Volkswagen AG’s Chief Executive Officer Oliver Blume has expressed concerns about potential retaliatory tariffs from China in response to the European Union’s recent tariff measures on Chinese electric vehicles (EVs), Blooomberg reports.
According to a report by Bild am Sonntag, Blume is advocating for alternative solutions to these tariffs, which he believes could pose significant risks to the German automotive industry.
Blume stated that punitive tariffs could create considerable disadvantages for German manufacturers in the Chinese market, urging that the industry should oppose any new tariff regulations. He suggested that companies investing and generating jobs in Europe should be eligible for exemptions from the steep tariffs, which could reach as high as 45% on Chinese EVs following the EU’s vote last Friday.

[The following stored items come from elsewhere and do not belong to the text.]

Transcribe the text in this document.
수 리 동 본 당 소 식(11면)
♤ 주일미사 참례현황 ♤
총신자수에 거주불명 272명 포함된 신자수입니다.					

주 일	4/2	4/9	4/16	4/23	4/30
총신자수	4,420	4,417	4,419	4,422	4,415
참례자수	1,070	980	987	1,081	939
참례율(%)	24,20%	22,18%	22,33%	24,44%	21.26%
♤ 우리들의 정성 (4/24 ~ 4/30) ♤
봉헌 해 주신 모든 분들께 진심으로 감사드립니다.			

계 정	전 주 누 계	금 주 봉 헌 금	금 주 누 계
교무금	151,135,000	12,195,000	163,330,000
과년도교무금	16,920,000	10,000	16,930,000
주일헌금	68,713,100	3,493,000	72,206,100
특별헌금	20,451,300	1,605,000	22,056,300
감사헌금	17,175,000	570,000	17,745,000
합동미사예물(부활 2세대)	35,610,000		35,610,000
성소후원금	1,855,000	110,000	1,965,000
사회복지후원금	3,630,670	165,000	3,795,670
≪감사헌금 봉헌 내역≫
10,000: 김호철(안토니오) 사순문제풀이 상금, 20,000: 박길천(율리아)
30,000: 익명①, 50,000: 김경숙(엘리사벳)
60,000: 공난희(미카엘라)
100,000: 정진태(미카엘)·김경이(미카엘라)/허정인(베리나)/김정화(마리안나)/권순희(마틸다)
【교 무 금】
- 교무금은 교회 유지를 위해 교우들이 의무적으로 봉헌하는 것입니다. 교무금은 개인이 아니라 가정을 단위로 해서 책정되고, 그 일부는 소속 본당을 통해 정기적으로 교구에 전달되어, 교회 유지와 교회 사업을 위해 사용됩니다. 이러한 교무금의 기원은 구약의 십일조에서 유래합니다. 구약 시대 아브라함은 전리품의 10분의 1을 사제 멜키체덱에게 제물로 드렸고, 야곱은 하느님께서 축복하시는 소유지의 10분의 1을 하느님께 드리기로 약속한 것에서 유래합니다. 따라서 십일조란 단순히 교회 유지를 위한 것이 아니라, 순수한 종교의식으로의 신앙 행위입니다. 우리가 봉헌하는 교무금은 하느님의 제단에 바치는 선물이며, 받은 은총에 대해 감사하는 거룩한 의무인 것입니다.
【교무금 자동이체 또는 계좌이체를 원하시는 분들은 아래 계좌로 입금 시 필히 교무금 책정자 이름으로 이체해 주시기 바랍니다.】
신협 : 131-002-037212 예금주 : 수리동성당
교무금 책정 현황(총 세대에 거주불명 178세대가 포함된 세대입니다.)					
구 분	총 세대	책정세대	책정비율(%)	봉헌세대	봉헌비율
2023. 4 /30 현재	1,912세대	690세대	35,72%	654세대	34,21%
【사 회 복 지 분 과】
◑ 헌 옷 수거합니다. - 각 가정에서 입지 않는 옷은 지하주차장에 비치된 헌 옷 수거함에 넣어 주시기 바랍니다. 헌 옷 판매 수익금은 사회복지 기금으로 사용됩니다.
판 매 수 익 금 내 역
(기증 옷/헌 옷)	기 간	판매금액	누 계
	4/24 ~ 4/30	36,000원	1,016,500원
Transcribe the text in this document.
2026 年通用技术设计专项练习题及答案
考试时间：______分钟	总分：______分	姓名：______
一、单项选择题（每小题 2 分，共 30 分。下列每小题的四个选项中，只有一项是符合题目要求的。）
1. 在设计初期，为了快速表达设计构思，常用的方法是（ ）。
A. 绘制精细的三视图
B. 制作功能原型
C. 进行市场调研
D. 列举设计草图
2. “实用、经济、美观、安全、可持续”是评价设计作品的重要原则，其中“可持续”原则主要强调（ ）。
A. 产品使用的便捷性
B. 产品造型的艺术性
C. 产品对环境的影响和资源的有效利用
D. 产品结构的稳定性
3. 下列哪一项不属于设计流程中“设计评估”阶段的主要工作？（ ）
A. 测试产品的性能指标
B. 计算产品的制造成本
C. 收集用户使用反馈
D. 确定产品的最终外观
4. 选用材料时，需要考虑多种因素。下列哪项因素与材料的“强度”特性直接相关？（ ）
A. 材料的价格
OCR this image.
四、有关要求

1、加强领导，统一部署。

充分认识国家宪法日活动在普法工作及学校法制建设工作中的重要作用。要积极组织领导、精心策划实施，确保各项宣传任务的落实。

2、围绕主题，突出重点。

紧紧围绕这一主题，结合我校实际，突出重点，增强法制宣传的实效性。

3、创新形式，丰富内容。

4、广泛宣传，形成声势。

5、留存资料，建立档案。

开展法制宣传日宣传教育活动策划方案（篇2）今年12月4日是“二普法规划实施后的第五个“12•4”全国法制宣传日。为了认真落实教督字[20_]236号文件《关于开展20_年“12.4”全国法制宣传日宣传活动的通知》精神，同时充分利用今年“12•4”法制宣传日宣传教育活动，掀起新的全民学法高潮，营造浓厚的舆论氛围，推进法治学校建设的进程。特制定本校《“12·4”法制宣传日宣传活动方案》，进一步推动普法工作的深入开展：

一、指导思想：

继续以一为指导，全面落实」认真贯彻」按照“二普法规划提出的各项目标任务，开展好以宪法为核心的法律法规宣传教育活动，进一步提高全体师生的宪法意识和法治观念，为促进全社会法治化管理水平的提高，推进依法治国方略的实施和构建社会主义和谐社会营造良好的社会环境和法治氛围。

The proposed tariffs, aimed at addressing claims of unfair subsidies received by Chinese EV manufacturers, could also lead to retaliatory measures from China targeting German automobiles. This could impact Volkswagen’s vehicles produced in China and affect exports of other German brands such as Audi, Porsche, and Lamborghini.
This situation presents additional challenges for the German automotive sector, which is already facing profit warnings and heightened competition, contributing to concerns about its financial stability. Volkswagen recently revised its earnings guidance downward for the second time this year and is contemplating the possibility of closing factories in Germany to manage costs.
The EU’s decision to implement tariffs follows an investigation that concluded China’s EV industry benefited from unfair subsidies.